Water Quality and Mining

Step 1: Graphs
Graph > Boxplot > with Groups, Graph variable=Iron, Categorical variable=Rock

Graph > Boxplot > with Groups, Graph variable=Iron, Categorical variable=Mine

We have a clear problem with the normal assumption, so use the log transform
Calc > Calculator > Store in log(Iron), Expression LOGT('Iron')
redo the graphs
Graph > Boxplot > with Groups, Graph variable=log(Iron), Categorical variable=Rock

Graph > Boxplot > with Groups, Graph variable=log(Iron), Categorical variable=Mine

This has solved the problem, so the analysis will be based on log(Iron)

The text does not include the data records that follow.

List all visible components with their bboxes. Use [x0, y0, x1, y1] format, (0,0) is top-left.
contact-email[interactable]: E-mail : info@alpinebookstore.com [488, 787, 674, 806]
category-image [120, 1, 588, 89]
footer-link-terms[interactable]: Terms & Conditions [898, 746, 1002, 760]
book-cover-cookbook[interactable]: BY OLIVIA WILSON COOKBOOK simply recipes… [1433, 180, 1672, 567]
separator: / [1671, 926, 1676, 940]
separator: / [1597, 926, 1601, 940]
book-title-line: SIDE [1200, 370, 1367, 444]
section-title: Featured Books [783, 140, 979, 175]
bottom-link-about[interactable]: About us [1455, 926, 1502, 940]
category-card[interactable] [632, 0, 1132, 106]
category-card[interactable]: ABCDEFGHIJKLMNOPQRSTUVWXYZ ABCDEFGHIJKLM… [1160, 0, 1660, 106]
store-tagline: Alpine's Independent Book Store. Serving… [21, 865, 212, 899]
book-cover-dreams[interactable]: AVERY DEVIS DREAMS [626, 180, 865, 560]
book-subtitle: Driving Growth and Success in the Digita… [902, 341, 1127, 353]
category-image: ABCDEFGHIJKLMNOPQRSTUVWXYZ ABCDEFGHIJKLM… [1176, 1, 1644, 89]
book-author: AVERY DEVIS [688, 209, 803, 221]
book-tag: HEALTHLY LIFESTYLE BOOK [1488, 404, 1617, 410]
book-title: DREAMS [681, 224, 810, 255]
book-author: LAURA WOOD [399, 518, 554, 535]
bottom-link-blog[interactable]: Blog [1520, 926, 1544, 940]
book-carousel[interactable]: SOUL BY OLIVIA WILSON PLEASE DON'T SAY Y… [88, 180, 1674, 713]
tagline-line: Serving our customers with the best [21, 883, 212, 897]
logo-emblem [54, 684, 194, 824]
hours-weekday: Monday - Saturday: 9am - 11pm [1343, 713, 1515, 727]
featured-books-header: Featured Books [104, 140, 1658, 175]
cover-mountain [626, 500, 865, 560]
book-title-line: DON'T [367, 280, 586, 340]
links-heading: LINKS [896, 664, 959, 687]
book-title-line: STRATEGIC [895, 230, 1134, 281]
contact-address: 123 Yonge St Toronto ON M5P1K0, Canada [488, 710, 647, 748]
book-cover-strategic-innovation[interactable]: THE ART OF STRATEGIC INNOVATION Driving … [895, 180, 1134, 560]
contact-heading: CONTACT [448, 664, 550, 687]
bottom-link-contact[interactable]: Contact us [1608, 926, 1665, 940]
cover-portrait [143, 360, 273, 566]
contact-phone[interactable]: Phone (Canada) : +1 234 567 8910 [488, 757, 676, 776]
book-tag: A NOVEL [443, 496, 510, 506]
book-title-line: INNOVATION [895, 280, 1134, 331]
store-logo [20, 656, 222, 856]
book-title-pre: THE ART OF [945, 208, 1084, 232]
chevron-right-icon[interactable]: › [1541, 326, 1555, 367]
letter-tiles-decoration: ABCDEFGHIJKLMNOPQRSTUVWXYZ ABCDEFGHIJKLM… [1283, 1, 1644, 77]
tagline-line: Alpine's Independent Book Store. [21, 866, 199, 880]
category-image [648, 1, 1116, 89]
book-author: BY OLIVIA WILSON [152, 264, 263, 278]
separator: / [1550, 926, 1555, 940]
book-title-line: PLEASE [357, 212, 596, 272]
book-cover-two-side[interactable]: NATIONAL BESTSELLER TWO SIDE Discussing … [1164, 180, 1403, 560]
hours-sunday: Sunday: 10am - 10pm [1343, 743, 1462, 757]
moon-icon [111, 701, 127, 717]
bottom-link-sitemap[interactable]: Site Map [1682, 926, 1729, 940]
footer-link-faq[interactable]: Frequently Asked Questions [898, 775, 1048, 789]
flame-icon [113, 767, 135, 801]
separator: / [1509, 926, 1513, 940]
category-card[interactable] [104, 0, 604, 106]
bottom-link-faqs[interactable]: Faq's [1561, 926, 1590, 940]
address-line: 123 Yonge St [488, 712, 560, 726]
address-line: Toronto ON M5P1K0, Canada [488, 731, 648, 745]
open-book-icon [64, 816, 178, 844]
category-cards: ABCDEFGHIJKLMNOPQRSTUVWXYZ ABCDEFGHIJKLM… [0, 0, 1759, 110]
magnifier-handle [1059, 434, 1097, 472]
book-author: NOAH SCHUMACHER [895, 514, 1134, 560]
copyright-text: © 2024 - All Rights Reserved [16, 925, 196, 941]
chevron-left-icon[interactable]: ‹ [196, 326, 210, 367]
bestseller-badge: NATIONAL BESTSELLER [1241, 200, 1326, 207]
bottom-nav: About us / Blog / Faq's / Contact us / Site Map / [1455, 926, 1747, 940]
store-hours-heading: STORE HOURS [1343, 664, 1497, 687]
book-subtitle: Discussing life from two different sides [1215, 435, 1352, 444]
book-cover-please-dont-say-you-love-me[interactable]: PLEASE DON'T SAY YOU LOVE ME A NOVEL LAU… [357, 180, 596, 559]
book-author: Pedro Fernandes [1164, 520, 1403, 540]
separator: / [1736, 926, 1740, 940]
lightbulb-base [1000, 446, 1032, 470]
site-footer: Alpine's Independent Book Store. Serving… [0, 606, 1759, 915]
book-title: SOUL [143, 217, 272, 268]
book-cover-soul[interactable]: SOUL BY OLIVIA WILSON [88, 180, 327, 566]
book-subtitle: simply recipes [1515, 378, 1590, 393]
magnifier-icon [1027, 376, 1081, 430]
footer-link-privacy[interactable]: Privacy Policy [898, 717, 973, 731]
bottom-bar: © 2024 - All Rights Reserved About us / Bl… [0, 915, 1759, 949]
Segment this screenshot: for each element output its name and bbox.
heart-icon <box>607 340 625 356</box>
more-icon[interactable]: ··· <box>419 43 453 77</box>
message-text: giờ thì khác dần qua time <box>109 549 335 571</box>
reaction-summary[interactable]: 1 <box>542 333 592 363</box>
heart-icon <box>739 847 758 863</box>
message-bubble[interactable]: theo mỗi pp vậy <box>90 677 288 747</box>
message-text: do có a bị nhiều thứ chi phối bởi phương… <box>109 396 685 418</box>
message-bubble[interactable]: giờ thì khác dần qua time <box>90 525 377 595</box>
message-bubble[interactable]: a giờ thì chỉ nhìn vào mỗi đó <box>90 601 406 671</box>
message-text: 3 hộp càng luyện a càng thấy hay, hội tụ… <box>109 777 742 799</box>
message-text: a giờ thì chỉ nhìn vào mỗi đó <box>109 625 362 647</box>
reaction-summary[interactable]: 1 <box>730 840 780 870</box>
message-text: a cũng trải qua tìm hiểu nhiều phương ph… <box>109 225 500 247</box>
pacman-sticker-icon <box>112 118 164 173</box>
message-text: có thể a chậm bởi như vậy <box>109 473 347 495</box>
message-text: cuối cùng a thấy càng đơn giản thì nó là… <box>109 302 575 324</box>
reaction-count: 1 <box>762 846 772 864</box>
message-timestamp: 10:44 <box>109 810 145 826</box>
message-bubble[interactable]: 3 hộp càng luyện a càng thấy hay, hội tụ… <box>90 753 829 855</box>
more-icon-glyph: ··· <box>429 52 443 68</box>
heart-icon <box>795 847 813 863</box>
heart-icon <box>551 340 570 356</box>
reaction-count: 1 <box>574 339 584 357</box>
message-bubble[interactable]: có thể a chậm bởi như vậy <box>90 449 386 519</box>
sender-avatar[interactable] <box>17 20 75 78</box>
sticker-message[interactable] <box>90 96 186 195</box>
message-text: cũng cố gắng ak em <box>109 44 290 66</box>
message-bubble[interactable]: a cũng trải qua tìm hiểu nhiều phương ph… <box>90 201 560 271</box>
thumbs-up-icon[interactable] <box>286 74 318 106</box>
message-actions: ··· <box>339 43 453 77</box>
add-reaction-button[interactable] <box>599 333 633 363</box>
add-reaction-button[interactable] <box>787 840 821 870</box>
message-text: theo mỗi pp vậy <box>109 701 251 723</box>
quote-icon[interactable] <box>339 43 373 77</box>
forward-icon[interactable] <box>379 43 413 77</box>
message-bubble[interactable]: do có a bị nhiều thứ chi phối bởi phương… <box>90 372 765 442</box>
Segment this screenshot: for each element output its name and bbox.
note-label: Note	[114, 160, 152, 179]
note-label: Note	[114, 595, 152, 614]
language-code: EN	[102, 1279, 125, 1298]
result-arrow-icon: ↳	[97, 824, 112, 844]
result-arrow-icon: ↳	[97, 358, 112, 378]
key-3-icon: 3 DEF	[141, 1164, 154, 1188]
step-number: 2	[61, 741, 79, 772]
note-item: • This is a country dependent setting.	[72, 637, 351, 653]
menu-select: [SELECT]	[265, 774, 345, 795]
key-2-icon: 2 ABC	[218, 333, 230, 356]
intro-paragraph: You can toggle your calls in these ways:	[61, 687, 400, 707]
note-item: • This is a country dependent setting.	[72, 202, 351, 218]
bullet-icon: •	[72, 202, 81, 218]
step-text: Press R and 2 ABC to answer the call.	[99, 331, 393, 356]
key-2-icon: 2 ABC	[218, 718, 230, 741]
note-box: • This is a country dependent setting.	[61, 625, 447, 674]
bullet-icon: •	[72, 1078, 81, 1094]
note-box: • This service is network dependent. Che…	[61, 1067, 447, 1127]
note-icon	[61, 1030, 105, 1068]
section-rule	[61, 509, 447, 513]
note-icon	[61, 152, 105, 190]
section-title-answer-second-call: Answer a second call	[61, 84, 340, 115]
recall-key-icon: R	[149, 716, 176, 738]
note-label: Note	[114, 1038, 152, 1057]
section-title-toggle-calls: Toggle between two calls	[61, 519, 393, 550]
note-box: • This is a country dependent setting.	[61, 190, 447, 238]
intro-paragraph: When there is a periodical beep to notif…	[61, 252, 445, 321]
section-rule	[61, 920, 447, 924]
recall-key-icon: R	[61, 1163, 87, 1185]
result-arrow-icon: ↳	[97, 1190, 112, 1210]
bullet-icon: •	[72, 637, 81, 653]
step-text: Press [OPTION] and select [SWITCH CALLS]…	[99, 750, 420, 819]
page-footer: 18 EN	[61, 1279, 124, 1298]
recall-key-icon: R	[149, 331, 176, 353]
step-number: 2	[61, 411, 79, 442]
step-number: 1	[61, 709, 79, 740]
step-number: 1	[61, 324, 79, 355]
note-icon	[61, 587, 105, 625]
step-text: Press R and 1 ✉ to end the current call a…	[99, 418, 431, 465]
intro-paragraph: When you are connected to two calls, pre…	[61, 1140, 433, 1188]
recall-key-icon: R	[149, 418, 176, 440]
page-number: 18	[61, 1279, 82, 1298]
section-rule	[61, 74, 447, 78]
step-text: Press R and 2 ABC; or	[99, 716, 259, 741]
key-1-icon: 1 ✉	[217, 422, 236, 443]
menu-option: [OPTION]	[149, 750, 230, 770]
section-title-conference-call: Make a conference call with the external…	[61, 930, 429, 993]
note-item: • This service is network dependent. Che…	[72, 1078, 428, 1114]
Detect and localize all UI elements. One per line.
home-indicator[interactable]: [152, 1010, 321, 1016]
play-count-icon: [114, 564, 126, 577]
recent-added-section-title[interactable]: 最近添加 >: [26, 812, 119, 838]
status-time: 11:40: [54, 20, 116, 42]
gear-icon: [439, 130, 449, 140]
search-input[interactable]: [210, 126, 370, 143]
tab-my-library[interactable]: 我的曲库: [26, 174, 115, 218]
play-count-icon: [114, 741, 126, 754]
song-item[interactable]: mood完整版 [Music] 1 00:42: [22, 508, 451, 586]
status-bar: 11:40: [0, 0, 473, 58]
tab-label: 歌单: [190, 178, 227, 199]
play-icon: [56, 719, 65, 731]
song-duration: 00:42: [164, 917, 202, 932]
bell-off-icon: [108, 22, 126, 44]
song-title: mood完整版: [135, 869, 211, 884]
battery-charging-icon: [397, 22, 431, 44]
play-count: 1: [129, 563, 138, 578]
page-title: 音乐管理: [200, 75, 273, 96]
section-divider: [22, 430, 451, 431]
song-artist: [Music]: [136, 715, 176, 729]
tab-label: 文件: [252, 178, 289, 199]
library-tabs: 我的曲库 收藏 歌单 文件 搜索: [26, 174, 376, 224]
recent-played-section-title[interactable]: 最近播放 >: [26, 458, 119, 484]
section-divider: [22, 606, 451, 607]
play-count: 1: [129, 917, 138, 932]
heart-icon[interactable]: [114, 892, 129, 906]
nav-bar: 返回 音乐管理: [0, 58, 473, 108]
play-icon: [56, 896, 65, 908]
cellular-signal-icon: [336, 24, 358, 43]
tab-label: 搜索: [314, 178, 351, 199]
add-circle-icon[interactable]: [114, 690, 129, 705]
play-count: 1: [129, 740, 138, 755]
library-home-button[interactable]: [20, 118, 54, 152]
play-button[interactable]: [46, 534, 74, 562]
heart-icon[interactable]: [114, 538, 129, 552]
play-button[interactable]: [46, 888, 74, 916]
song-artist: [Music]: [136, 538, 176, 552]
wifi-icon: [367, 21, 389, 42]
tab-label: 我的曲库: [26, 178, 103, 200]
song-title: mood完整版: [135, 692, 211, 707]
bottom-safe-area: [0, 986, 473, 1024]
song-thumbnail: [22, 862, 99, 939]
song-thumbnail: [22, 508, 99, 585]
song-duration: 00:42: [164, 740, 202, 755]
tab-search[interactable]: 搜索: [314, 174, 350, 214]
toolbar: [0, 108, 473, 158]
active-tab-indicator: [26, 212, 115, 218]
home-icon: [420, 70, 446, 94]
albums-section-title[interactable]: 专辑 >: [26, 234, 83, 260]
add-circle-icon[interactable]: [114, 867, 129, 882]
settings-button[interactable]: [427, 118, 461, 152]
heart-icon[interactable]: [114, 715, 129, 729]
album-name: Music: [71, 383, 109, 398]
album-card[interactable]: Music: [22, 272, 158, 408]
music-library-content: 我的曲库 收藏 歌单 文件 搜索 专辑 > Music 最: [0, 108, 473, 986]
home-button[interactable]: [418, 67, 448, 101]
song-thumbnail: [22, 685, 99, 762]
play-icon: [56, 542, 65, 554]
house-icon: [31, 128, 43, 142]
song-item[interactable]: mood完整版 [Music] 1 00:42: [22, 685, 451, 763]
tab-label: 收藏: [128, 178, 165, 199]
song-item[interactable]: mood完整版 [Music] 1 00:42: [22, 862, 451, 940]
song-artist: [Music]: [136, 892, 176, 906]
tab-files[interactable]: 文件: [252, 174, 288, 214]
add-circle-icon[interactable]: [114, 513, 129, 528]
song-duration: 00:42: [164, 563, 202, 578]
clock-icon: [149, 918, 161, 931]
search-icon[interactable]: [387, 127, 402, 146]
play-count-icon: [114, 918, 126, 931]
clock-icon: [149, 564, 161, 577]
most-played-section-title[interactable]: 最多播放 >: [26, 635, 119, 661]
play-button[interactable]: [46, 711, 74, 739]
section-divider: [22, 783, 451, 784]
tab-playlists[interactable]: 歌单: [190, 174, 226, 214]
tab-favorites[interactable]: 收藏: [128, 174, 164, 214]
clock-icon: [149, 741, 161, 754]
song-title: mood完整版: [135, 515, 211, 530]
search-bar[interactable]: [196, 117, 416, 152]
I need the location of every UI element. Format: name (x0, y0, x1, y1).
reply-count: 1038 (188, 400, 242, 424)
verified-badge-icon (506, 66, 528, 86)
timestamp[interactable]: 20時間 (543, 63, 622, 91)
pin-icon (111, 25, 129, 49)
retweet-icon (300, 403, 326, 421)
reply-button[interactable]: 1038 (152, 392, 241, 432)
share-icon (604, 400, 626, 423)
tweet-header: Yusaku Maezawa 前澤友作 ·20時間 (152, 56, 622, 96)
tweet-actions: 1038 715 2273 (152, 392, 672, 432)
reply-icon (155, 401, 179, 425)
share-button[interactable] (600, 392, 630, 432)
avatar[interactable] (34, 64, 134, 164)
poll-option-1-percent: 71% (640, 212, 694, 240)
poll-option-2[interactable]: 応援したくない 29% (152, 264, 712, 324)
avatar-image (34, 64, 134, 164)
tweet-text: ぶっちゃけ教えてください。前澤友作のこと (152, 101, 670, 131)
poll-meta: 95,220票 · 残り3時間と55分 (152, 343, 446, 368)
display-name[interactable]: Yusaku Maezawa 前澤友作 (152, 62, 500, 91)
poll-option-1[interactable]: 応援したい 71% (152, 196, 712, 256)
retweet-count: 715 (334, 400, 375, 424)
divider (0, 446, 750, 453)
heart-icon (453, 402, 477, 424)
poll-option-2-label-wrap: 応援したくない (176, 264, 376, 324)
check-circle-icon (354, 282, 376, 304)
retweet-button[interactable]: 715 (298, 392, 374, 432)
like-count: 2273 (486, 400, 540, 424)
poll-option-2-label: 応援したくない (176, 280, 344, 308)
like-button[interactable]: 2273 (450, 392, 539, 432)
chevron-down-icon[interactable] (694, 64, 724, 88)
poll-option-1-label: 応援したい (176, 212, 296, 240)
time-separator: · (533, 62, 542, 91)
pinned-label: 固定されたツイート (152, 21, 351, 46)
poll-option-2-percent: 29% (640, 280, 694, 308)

Step 2: Summary Statistics
Because we use a transformation we will base the tables on Median and IQR/1.35
Stat > Basic Statistics > Display Descriptive Statistics, Variable=Iron, By variables=Rock, Statistics, check IQR
Note this uses Iron, not log(Iron)
Rock
Groups n Median IQR/1.35
Limestone 39 1.3 3.6
Sandstone 39 0.41 1.2

Stat > Basic Statistics > Display Descriptive Statistics, Variable=Iron, By variables=Mine, Statistics > check IQR
Mine
Groups n Median IQR/1.35
Unmined 26 0.515 2.64
Reclaimed 26 0.685 0.73
Abondoned 26 1.65 8.4

Note that the IQR's are very different (0.73 vs 8.4). This is because this data set has a lot of outliers which still effect the IQR. It would be better to use a table based on log(Iron) and mean instead. It would look like this:
Stat > Basic Statistics > Display Descriptive Statistics, Variable=log(Iron), By variables=Mine
log(Iron) by Mine
Groups n Mean Std
Unmined 26 -0.140 0.775
Reclaimed 26 -0.1745 0.4723
Abondoned 26 0.543 0.879

but reading this table requires some knowledge of math (log) Step 3: Interaction
Stat > ANOVA > Interaction Plot, Responses=log(Iron), Factors = Rock Mine

There seems to be some interaction. To confirm this test for it:
Stat > ANOVA > Twoway, Response=log(Iron), Row Factor=Rock, Column factor=Mine

1) a=0.05
2) H0: g11=g12=...=g23=0 (no interaction)
3) H0: gij≠0 (some interaction)
4) p-value=0.000 < a
5) We reject H0, there is interaction

Step 4: Hypothesis Test
Stat > ANOVA > Twoway, Response=log(iron), Row Factor=Rock, Column factor=Mine, Graphs > Residual vs. Fits Plot and Normal Plot


both plots look ok

Test for Rock:
1) a=0.05
2) H0: a1 = a2=0 (no difference in the mean iron content for different types of rock)
3) Ha: ai≠0 for some i (some differences in the mean iron content for different types of rock)
4) p-value=0.035 < a
5) We reject H0, there are some differences in the mean iron content for different types of rock

Test for Mine:
1) a=0.05
2) H0: b1 = b2 = b3=0 (no difference in the mean iron content for different types of mines)
3) Ha: bi≠0 for some i (some differences in the mean iron content for different types of mines)
4) p-value=0.00 > a
5) We reject H0, there are some stat. signif. differences in the mean iron content for different types of mines

Step 5: Multiple Comparison
1) Rock has only two levels, so there is no need for a multiple comparison
2) Mine. For this use the General Linear Model:
Stat > ANOVA > General Linear Model, Responses: 'log(iron)', Model: Rock Mine Rock*Mine, Comparisons > Terms: Mine
Note you need to include the interaction term Rock*Mine in the model!
Unminded Reclaimed Abondoned
___________________________

Interpretation: There is a stat. signif. difference between the mean iron content of abondoned mines and the others. The difference between unmined and reclaimed mines is not stat. sign, at least not at these sample sizes.